Later that same morning, about 5:06AM:
I realize I never bothered to look at the insert in the box the pain meds came in. I only had to medicate Bob for four days, so why get involved with reading miniscule type with my old people eyeballs?
Really, how bad could it be?
Then I went online and saw THIS.
WHAT
THE
#^#$!?!
Apparently Metacam is NOT approved for use in
CATS
Last I checked, BOB IS A
CAT!
And WHY didn't anyone bother to tell me it has known side effects of
ACUTE (horrible terms since it's far from CUTE) RENAL FAILURE!
This is for a CAT who is at least 15. It would be one thing if Bob was young, maybe he would have better odds of surviving this stuff, but GEEZUS. Maybe we should have let him suffer for a few days with a sore tooth hole and not risk
KILLING HIM!!!!!
Just makes sense to me and ever more so at about 5:37 am.
So let's be calm. It's just one web site with about 30 horror stories of cats on Metacam. I found another web site that said, hey, it's not THAT bad and since cats can't handle pain killers, this is about the best that can be done for them and the benefits outweigh the risks.
This is like the time I took VIOXX. Wow, did I feel good, but luckily I didn't take it for very long because it could have DIED from it. Oops! Guess the FDA missed that one. Oh and when I took "Yaz---that fun and funky birth control pill that's supposed to make your periods like a blissful day at the spa? Well, I was on it for four months. I didn't SLEEP. I got PMDD, instead of PMS and I was violent and suicidal, but hey, I'm just one dumb person. Probably was something else that did this to me though oddly enough, I slept like a rock and didn't try to off myself when I stopped taking it. Now there's a lawsuit claiming increased numbers of women having Heart Attacks, Strokes and Blood Clots from this crap. Huh. Guess it wasn't just me having problems.
This reminds me of the saying; "That which doesn't kill you, makes you stronger (or more pissed off or have not-cute renal failure)."
I'm thinking I have to call Dr.
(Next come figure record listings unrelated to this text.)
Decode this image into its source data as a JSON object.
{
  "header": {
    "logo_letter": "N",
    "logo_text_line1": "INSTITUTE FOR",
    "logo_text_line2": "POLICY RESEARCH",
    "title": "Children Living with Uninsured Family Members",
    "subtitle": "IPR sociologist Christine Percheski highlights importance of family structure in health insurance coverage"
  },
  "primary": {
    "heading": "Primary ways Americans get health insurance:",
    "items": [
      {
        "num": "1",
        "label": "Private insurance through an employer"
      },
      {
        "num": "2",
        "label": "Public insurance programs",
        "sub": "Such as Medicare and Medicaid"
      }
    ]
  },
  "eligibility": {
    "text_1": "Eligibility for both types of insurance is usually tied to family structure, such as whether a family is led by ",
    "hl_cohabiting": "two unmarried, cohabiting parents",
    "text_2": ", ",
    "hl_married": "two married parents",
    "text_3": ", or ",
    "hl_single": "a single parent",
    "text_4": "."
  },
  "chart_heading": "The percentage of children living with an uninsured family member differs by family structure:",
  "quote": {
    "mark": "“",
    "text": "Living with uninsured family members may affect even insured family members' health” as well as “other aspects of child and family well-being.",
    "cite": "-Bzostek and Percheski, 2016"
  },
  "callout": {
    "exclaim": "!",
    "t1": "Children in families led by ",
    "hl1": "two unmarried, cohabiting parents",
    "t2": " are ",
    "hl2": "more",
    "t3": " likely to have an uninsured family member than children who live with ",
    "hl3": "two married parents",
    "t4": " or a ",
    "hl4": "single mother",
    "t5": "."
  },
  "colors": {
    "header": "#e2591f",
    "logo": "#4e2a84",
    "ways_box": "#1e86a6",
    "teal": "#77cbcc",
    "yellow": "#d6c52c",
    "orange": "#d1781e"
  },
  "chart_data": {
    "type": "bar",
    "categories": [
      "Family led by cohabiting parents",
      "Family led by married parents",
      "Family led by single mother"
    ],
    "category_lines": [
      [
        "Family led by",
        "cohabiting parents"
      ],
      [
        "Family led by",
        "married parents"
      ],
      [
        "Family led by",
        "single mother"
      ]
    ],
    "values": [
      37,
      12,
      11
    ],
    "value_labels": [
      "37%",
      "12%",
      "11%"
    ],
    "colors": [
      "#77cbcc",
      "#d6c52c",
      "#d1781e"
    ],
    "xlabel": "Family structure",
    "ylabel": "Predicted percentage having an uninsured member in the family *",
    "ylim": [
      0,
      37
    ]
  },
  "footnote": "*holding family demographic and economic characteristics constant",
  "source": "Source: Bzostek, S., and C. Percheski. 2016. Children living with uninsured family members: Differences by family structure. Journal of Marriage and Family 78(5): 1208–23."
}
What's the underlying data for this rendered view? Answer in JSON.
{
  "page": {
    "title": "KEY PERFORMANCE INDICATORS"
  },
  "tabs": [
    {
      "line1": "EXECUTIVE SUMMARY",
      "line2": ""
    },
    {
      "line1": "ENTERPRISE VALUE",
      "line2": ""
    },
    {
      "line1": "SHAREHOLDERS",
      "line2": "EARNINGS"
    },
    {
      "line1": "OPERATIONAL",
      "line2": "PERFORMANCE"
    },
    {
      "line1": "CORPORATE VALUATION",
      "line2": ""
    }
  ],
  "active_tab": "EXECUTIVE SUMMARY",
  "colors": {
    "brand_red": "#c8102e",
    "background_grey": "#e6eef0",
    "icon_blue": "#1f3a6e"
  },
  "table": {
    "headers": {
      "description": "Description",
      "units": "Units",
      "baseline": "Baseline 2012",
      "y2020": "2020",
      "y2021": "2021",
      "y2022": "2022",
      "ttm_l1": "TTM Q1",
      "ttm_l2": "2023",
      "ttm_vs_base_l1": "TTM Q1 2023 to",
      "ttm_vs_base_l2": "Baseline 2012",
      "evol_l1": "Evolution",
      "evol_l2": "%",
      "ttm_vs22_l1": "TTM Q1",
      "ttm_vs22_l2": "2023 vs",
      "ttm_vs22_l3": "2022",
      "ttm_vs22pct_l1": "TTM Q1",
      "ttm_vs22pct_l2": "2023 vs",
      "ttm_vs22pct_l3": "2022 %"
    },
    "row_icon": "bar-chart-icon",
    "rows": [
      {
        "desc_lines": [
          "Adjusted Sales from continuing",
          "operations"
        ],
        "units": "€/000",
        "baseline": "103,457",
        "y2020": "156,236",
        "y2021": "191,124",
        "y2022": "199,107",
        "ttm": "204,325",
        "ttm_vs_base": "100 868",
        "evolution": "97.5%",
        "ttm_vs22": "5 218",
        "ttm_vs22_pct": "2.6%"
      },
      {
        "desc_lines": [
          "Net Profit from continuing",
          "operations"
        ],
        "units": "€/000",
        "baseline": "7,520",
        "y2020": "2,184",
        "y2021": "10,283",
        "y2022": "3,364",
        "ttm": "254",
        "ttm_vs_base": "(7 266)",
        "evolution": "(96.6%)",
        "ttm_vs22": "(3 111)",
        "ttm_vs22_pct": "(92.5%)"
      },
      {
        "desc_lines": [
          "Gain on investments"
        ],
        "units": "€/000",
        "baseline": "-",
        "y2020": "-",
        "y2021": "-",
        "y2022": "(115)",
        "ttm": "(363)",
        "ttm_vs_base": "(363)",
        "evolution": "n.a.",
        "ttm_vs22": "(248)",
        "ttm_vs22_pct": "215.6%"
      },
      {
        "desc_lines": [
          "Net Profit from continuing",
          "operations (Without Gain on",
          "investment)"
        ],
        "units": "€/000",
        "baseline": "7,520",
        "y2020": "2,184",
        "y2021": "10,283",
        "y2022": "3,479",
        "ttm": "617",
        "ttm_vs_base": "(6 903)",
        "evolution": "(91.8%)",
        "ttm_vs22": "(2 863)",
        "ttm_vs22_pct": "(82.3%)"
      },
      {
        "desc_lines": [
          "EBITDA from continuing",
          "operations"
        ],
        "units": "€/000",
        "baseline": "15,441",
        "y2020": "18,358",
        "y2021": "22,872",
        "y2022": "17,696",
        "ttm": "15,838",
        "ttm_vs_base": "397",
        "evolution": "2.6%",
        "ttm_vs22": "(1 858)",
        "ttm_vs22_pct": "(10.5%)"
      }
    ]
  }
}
Larry and YELL at him, then ask him if I need to bring Bob to the ER. Bob's breathing seems heavy. I'm trying not to flip out. I wake Sam up, because why should I have to have all the fun, alone? I ask him if he remembers seeing Bob use the litter pan or drink water. He remembers one, but not the other, I remember the opposite. Good, so he must have done both? I get Bob to drink warm water mixed with tuna water so I know he's got some fluids on board. I lay down on the hardwood floor, while he sits in the "cat loaf" position on a comfy cat bed. Fat as I may be, I have not nearly enough padding to be comfortable at this point, but I love Bob and I want to watch him. I'm waiting for a sign, telling me I need to get dressed, rush him to VREC in Norwalk and drop about $1,000.00.
Nothing. No sign. My right shoulder and hip are complaining. I'm really tired. Fuck it. I go back to bed, knowing I have to get up in less than two hours because we're signed up to do a dog transport. Ugh.
Of course, I can't get to sleep. I think about the nice lady's web site. She says Metacam is ok. She has complex math that makes my head spin. How many KG's is Bob? How many mL/KG dose did he get? I need my Parents. They did math!
My alarm goes off. What sleep? I get up to check on Bob. Somehow, while I was lying in bed worrying, one of the cats blew this hairball.
I really like how there's a little swooshy tail at the right tip of the hairball. That's classy.
I can't believe I'm going to confess this, but I got two forceps out and "teased" apart the hairball, to see if I could get any idea of what color the fur was. Sure enough, it was Bob's.
He puked up his food because this Mother of a hairball was ready to blast out. Bob's breathing has always been a bit heavy, but he's had ultrasounds done. He should be fine. All that pissing and moaning for nothing?
Maybe yes, maybe no. I'm still going to have a TALK with Dr. Larry about this.
and no, Bob did not get any more Metacam. Nor will he. He ate well, had a nice long nap on the deck. I have yet to see him drink or use the pan, but I will be watching. I WILL BE WATCHING!